In her January 26 speech to commemorate Australia Day, Prime Minister Julia Gillard took the opportunity to celebrate what she called the “bonds of mateship”, which had been “on such strong display” in the aftermath of the recent devastating floods.
However, this year’s Australia Day celebrations were also marred by violence. This is not unusual.
Police made 180 Australia Day-related arrests throughout New South Wales on January 26.
At least some of this violence can be put down to racism. In Tea Gardens, north of Newcastle, two individuals made racial slurs to a group of young people staying in the grounds of the local Baptist church.
When confronted, the two assaulted an off-duty police officer and hospitalised the church pastor, said the February 3 Myall Coast Nota.
Violent attacks such as these are not just isolated incidents. The lion's share of racist encounters in parks, shops, trains, buses and other public spaces are never reported.
Racist individuals and groups feel more confident to express themselves on Australia Day.
The Eureka Youth League (a group linked to the racist Australia First Party) “handed out anti-immigration propaganda in various locations” on Australia Day, the January 26 Daily Telegraph said.
This racist undercurrent of Australia Day is no surprise.
January 26, 1788 is the date the first fleet landed at Sydney Cove and founded the British colony of New South Wales.
Until the late 19th century, the day was only celebrated in NSW. But it became a national celebration the context of the unification of the different Australian colonies into one nation.
A special council was established in 1936 to prepare celebrations for the 150th anniversary of the founding of the colony in 1938.
Among the measures the council took to popularise January 26 as Australia’s national day was to erase all mention of first fleet convicts from the celebrations.
The project worked. In 1946, the Commonwealth and state governments agreed to unify the celebrations at a national level. The bicentennial Australia Day celebrations in 1988 grew to attract 2.5 million people in Sydney alone.
However, it was not until 1994 that January 26 became a public holiday in all states and territories.
Australia Day celebrations tend to associate the root of Australian “attributes” and Australia’s national identity with the beginning of British settlement.
But Australia Day celebrations also obscure another key part of what began on January 26 — the dispossession and genocide of Australian Aboriginal people.

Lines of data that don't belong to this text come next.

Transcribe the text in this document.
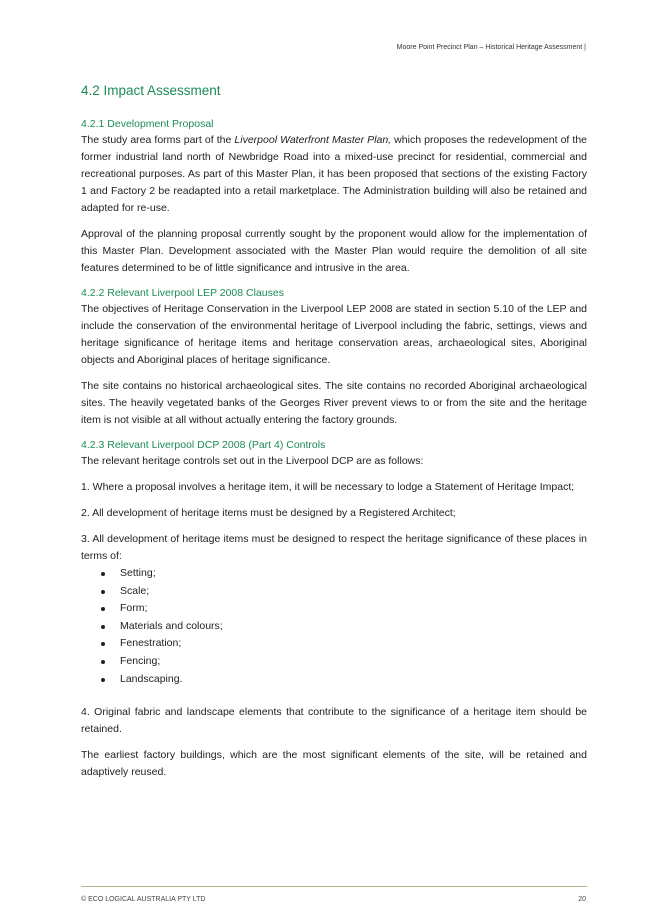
Moore Point Precinct Plan – Historical Heritage Assessment |
4.2 Impact Assessment
4.2.1 Development Proposal

The study area forms part of the Liverpool Waterfront Master Plan, which proposes the redevelopment of the former industrial land north of Newbridge Road into a mixed-use precinct for residential, commercial and recreational purposes. As part of this Master Plan, it has been proposed that sections of the existing Factory 1 and Factory 2 be readapted into a retail marketplace. The Administration building will also be retained and adapted for re-use.

Approval of the planning proposal currently sought by the proponent would allow for the implementation of this Master Plan. Development associated with the Master Plan would require the demolition of all site features determined to be of little significance and intrusive in the area.

4.2.2 Relevant Liverpool LEP 2008 Clauses

The objectives of Heritage Conservation in the Liverpool LEP 2008 are stated in section 5.10 of the LEP and include the conservation of the environmental heritage of Liverpool including the fabric, settings, views and heritage significance of heritage items and heritage conservation areas, archaeological sites, Aboriginal objects and Aboriginal places of heritage significance.

The site contains no historical archaeological sites. The site contains no recorded Aboriginal archaeological sites. The heavily vegetated banks of the Georges River prevent views to or from the site and the heritage item is not visible at all without actually entering the factory grounds.

4.2.3 Relevant Liverpool DCP 2008 (Part 4) Controls

The relevant heritage controls set out in the Liverpool DCP are as follows:

1. Where a proposal involves a heritage item, it will be necessary to lodge a Statement of Heritage Impact;

2. All development of heritage items must be designed by a Registered Architect;

3. All development of heritage items must be designed to respect the heritage significance of these places in terms of:

Setting;
Scale;
Form;
Materials and colours;
Fenestration;
Fencing;
Landscaping.

4. Original fabric and landscape elements that contribute to the significance of a heritage item should be retained.

The earliest factory buildings, which are the most significant elements of the site, will be retained and adaptively reused.

© ECO LOGICAL AUSTRALIA PTY LTD	20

The history of white settlement of Australia is one of brutal injustice for Aboriginal people. In 1938, Aboriginal activists in Sydney organised a “Day of Mourning and Protest” on January 26 to commemorate those injustices and demand change.
In the lead up to the 1988 bicentenary celebrations, Aboriginal protesters set up a tent embassy in The Domain, Sydney. They drew attention to their ongoing struggle for Indigenous rights and criticised Australia’s national holiday, which they called Invasion Day.
January 26 is also known as Survival Day to many Aboriginal people — a recognition of dispossession, but also a celebration of ongoing survival of Aboriginal people and its many cultures.
Despite annual protest marches, Liberal and Labor politicians have repeatedly rejected calls to change the date of Australia's national celebrations.
Former prime minister Kevin Rudd responded to 2009 Australian of the Year Mick Dodson's call for a debate about moving Australia Day with "a simple, respectful, but straightforward no".
Many other dates, however, would be more relevant to the multi-cultural Australia of today.
One alternative date raised is May 27, the anniversary of the 1967 constitutional referendum.
The referendum removed clauses in the Australian constitution that prohibited Indigenous Australians from being counted in the census and allowed the federal government to pass laws relating to Indigenous people for the first time.
Another date could be December 3, which marks the anniversary of the Eureka Stockade — a miner's uprising against the colonial Victorian government that, although suppressed, later led to significant reforms. Eureka is widely held as the origin of Australian democracy.
However, some of the best dates for an Australian national celebration are yet to happen.
One is Independence Day — formally, Australia remains subject to the British monarchy.
Another is Treaty Day — the day when the Australian government finally acknowledges Aboriginal sovereignty.
If either of these events were to happen, they would be far more appropriate and representative dates to celebrate Australia’s national history than January 26.
Australia Day should be moved. The process of moving the national celebration would strike a powerful, symbolic blow against the racism that is shameful part of Australia’s history.